A year or so ago, when I went to the Norton Simon museum for a completely non-Buddhist reason and found a basement full of Buddhist art, I had three main questions:
- Should I be bowing or not bowing? Is it disrespectful to bow to a Buddha image that is not in a place of honor?
- Does it get any cooler than seeing that Buddha from Wikipedia?
- What should I make of the Buddha Torso?
I had to research this image for the blog so I could remember exactly what the placard beneath the torso read – I had recalled it to read “Maitreya Buddha,” but as it turns out it actually called a Shakyamuni torso.
But that is the heart of the question, really: what is the difference?
Amongst all the other noble images I saw this one – without a head, without a face, without arms or legs.

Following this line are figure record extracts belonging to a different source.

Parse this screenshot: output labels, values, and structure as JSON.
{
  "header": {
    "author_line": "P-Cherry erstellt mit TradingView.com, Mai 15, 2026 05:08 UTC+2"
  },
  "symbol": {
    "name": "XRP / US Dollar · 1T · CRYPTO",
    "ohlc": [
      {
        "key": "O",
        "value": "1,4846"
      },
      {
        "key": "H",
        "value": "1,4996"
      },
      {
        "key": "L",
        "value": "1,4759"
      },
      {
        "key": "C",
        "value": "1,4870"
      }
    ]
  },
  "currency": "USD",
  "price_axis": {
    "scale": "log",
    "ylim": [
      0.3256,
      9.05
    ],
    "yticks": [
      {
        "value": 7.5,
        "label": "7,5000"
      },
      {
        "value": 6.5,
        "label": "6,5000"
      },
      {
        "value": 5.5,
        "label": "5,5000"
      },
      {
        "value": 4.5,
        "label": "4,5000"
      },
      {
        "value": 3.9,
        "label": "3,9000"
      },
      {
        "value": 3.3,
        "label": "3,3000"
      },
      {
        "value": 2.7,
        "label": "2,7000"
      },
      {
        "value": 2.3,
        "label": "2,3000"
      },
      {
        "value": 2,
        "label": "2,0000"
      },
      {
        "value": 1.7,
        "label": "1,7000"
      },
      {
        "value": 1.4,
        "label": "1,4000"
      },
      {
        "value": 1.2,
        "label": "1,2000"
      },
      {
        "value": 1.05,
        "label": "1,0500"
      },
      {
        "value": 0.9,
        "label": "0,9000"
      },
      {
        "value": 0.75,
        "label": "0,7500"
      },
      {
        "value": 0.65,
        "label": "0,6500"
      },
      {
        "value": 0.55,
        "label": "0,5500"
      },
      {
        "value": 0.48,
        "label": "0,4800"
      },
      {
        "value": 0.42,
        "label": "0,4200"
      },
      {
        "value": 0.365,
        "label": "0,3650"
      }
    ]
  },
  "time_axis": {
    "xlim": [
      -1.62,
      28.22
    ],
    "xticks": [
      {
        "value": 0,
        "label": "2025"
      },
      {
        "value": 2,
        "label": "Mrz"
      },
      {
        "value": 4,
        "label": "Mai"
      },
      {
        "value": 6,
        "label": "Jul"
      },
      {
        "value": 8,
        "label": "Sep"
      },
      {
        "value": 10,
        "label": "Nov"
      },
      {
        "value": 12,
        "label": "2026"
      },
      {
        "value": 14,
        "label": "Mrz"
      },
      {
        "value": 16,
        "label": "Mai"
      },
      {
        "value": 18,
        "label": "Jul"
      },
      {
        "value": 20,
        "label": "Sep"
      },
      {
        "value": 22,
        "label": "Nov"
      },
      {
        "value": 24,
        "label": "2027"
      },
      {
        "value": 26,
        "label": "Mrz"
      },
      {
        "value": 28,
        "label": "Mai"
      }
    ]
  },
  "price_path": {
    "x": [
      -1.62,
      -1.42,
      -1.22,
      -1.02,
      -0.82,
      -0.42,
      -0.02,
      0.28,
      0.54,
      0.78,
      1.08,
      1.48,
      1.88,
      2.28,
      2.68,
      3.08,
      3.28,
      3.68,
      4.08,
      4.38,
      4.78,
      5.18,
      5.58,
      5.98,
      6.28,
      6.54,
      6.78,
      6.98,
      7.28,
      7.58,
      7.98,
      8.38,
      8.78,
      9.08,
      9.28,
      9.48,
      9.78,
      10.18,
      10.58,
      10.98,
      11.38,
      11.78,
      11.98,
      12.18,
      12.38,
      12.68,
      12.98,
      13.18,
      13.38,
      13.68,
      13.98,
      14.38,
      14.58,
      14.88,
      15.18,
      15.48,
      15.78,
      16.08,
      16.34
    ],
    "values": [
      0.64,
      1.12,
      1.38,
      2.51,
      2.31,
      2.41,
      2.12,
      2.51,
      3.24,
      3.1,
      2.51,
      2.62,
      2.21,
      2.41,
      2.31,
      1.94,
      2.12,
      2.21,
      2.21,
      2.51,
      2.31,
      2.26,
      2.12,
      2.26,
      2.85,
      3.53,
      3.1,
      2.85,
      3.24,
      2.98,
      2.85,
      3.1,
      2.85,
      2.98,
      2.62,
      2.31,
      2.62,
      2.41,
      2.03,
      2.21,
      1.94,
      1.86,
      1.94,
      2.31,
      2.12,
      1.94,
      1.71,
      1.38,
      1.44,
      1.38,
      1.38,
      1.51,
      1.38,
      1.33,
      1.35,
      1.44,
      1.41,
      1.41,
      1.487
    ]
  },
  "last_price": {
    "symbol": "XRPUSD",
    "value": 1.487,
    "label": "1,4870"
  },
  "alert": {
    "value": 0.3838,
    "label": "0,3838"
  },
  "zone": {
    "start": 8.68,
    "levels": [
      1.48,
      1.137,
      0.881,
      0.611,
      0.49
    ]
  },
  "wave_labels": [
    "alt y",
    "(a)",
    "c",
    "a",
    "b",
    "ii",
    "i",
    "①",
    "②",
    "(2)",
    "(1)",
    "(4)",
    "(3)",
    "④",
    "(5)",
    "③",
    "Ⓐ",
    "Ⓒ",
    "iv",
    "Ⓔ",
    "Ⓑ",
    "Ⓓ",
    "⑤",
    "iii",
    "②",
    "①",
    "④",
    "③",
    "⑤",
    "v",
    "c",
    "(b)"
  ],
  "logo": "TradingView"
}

Academically, I’m sure that it was identified as a Buddha statue by the location from which it was recovered, but I looked at the statue as it was before me and wondered what part of this was worshipped.
There was a time when it was complete, I am sure. Standing in that way that standing Buddhas stand, lightly but with dignity. There would have been homage, offerings, it would have been cared for.
And it is this content – the worship, the spiritual reverence which found its way into the stone, that places this nondescript torso in a museum. It contains what all of the other statues have, but what can be missed when obscured by iconography: this was bowed to and valued as a precious jewel, the Buddha, the awakened one.
Though I was puzzled for a good long while when I stood before it, looking at a religious icon deconstructed, impermanent and empty like so many things, in the end, before I left and rejoined my friends on the floors above, I bowed.